Lieve mensen,

 

Gisterenmorgen sloot ik de verkondiging af met twee vragen. Een van die vragen wil ik hier nog graag even herhalen om nog wat over door te denken. Die vraag was ‘wat mag ik omarmen om dichter bij het Kerstkind te komen’. Ik kan voor u geen antwoord geven. Dat is ook weer het aardige van een preek. Een preek wil iets in gang zetten. De verkondiging wil bemoedigen, vertroosten en corrigeren, maar u mag de preek zelf afmaken en in praktijk brengen. Wat mag ik omarmen? Voor mijzelf betekent dit nu ‘goede woorden zeggen’. Daar wil ik me deze tweede adventsweek op toeleggen. Negatieve woorden wil ik graag loslaten, laten gaan en geen toestemming geven om een plaats in mijn hart te veroveren. Daar hebben ze geen recht op want ik ben van de Goede God en het Levende Woord. Goede woorden omarmen en koesteren kan dan betekenen dat ik ze opzoek, lees, overdenk, maar ook dat ik ze weer doorgeef aan de ander en tot leven laat komen.

Woorden hebben kracht. Boze woorden werken destructief. Ze vernietigen je hart en je ziel. Ze brengen een donker gat waar je in weg kan zakken als in een depressie. Liefdevolle woorden zijn constructief.
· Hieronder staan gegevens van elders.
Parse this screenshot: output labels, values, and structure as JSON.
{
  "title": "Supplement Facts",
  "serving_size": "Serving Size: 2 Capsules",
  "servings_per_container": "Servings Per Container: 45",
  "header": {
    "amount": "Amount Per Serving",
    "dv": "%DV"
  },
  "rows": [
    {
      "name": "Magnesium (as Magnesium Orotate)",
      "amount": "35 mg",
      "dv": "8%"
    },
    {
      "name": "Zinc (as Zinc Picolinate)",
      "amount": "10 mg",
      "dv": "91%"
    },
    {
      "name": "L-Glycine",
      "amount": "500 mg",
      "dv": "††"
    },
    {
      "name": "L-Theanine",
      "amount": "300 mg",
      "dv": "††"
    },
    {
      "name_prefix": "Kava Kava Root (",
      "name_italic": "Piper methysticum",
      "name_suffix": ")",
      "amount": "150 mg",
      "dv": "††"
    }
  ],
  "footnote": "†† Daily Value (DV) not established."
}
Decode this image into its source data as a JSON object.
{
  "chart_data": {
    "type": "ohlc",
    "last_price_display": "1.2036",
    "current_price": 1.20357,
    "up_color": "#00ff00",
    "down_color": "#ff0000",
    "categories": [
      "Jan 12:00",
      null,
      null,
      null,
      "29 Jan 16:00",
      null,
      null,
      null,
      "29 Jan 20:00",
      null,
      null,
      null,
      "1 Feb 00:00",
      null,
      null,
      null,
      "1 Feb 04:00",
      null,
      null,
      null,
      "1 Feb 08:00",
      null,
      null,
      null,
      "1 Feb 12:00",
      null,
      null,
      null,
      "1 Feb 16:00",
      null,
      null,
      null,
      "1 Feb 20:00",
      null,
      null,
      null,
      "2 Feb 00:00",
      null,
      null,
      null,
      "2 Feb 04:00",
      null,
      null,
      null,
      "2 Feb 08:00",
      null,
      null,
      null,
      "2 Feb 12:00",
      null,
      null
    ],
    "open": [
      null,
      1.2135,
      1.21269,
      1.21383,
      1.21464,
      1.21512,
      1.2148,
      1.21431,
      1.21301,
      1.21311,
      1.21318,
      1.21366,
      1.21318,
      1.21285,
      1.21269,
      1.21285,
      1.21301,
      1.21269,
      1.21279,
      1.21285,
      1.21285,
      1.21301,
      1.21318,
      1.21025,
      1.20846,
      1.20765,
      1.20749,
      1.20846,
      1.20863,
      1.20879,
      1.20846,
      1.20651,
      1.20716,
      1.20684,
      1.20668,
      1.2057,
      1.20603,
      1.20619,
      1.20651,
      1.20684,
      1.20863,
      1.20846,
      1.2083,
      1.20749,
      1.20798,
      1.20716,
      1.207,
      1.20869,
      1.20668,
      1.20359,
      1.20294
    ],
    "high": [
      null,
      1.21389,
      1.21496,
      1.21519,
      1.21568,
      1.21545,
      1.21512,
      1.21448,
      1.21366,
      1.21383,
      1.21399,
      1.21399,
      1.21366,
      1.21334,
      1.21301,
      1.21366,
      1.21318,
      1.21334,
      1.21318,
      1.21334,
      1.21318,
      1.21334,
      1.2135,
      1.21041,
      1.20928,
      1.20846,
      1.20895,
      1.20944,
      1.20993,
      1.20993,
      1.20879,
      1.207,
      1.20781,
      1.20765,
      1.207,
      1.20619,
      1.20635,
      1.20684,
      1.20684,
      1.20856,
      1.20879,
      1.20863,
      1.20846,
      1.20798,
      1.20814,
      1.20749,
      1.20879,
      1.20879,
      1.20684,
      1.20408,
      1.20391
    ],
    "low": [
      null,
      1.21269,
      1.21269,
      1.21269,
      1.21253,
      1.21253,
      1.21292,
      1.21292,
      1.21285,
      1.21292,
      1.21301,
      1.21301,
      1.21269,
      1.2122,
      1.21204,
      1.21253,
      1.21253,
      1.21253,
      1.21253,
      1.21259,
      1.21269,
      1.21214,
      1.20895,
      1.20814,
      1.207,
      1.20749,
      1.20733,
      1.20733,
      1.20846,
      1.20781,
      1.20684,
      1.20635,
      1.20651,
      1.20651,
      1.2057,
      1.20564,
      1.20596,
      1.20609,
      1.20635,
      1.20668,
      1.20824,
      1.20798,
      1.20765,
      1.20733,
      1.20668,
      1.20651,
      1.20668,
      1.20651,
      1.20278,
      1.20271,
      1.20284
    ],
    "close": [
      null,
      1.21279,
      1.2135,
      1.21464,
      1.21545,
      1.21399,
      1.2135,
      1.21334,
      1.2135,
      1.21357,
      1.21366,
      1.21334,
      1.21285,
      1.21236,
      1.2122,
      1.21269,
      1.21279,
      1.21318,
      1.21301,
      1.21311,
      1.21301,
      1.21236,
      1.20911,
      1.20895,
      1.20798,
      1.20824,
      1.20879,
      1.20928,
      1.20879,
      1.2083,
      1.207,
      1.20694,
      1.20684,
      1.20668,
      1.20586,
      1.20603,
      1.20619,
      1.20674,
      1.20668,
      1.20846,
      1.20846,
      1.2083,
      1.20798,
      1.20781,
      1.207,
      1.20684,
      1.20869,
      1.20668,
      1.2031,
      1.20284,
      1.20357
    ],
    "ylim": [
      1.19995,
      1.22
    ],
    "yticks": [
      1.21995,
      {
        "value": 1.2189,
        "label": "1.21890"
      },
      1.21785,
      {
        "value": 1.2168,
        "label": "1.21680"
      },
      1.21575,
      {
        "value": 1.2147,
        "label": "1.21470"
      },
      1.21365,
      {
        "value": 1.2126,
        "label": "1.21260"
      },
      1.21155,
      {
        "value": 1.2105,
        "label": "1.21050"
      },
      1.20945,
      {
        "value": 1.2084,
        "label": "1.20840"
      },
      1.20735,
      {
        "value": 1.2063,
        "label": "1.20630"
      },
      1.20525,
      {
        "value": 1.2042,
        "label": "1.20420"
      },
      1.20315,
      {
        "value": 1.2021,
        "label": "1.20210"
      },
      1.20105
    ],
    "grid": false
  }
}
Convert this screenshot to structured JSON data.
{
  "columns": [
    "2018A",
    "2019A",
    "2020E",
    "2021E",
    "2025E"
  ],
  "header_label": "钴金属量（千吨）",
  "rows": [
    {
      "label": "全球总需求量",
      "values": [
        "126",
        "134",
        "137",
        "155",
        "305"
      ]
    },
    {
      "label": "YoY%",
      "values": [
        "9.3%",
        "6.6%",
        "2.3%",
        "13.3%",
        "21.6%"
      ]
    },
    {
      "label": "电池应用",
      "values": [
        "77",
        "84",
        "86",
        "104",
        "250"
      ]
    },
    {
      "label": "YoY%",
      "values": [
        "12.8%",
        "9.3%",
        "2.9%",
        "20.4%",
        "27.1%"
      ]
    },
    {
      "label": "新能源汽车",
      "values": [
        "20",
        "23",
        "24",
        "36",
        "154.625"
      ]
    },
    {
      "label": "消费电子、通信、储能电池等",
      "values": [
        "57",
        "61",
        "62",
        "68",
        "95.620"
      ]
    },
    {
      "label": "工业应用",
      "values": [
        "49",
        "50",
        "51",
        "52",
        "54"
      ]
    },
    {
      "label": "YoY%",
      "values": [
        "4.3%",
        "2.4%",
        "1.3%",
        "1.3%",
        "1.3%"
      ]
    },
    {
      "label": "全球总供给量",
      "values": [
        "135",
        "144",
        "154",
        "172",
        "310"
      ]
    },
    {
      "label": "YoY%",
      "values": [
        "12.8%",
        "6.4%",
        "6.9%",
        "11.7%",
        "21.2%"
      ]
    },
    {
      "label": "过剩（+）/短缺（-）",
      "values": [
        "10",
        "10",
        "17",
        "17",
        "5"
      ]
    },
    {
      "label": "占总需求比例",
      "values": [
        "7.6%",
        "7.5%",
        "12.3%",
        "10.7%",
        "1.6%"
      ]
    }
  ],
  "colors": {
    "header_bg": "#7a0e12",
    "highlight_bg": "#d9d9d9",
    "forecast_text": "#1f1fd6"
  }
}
Ze herbouwen je hart en versterken je ziel. Ze brengen licht om in te wonen en je aan te verwarmen. Woorden van vrede klinken in de tijd van Advent. In de voormalige DDR was de profetie uit Jesaja twee, waar staat ‘zij zullen hun zwaarden omsmeden tot ploegscharen’ veboden. Dat was omdat deze visionaire woorden de machthebbers angst aanjoegen. Woorden van vrede zijn sterker dan de tanks van het leger. Nog even en dan zingen we weer ‘vrede op aarde’ en ‘in de mensen een welbehagen’. Heeft het zin om deze woorden elk jaar weer te zingen? Ik denk van wel. Ze richten ons hart op onze roeping: vredestichters zijn. En bovendien, zo is het maar net: God heeft behagen in de mens! Dat is mooi. Dat klinkt goed. Een goed woord is het halve werk.

Aanstaande zaterdag in alle vroegte vertrekken we met een groep van acht mensen uit onze kerk naar Kelementelke. Dit is een klein dorpje in Transsylvanië in Roemenie. Transsylvanië is een prachtige streek en was tot 1918 deel van Hongarije. Onder protest werd het na de Eerste Wereldoorlog ‘geschonken’ aan Roemenië. Vele decennia is er sprake geweest van ernstige onderdrukking van de Hongaren door de Roemenen. Na de revolutie van 1989 en de val van het rijk van dictator Ceasescu is daar verbetering in gekomen. Toch lijdt het gehele land nog steeds onder de gevolgen van corruptie, uitbuiting en onderdrukking. Een groot deel van de bevolking leeft ver onder de armoedegrens.

Wat gaan we hier doen? Als gemeente hebben we besloten om een contact met kerk van Kelementelke aan te gaan. Het is een geloofsgemeenschap van ongeveer 500 mensen. De predikant heet Attila. Ik ken hem van eerdere bezoeken aan Roemenië. Als groep zien we uit naar de ontmoeting met het dorp waar verreweg de meeste mensen bij de kerk horen. De Hongaren zijn buitengewoon gastvrije mensen. We hebben begrepen dat velen in het dorp zich hebben aangemeld als gastgezin, maar we kunnen niet overal slapen, wellicht hier en daar een maaltijd. Want het lijkt ons wel goed om veel mensen te ontmoeten om een beeld te krijgen van het dorp. Het gemeste dorpsvarken zal er vandaag of morgen wel aangaan. Zondagmorgen zullen we daar de dienst bij wonen. Dat is voor mij persoonlijk wel het hoogtepunt van deze reis. Samen met ds. Attila mag ik de dienst verzorgen en als groep zullen we daar het ‘Stille nacht” zingen. Dinsdagmorgen vliegen we weer terug. Het is dus maar een kort bezoek, maar het zal vast indrukwekkend zijn. We zien er naar uit! Zoals u begrijpt zal mijn blog wat later verschijnen.

Ik sluit graag af met een couplet van een Adventslied:
Al zijt Gij nu nog maar een kind, zo kwetsbaar, teer en klein, wij weten dat het rijk begint waarvan Gij Heer zult zijn,

een rijk waarin de vrede wint van oorlog en van pijn. Wij loven U Koning en Heer!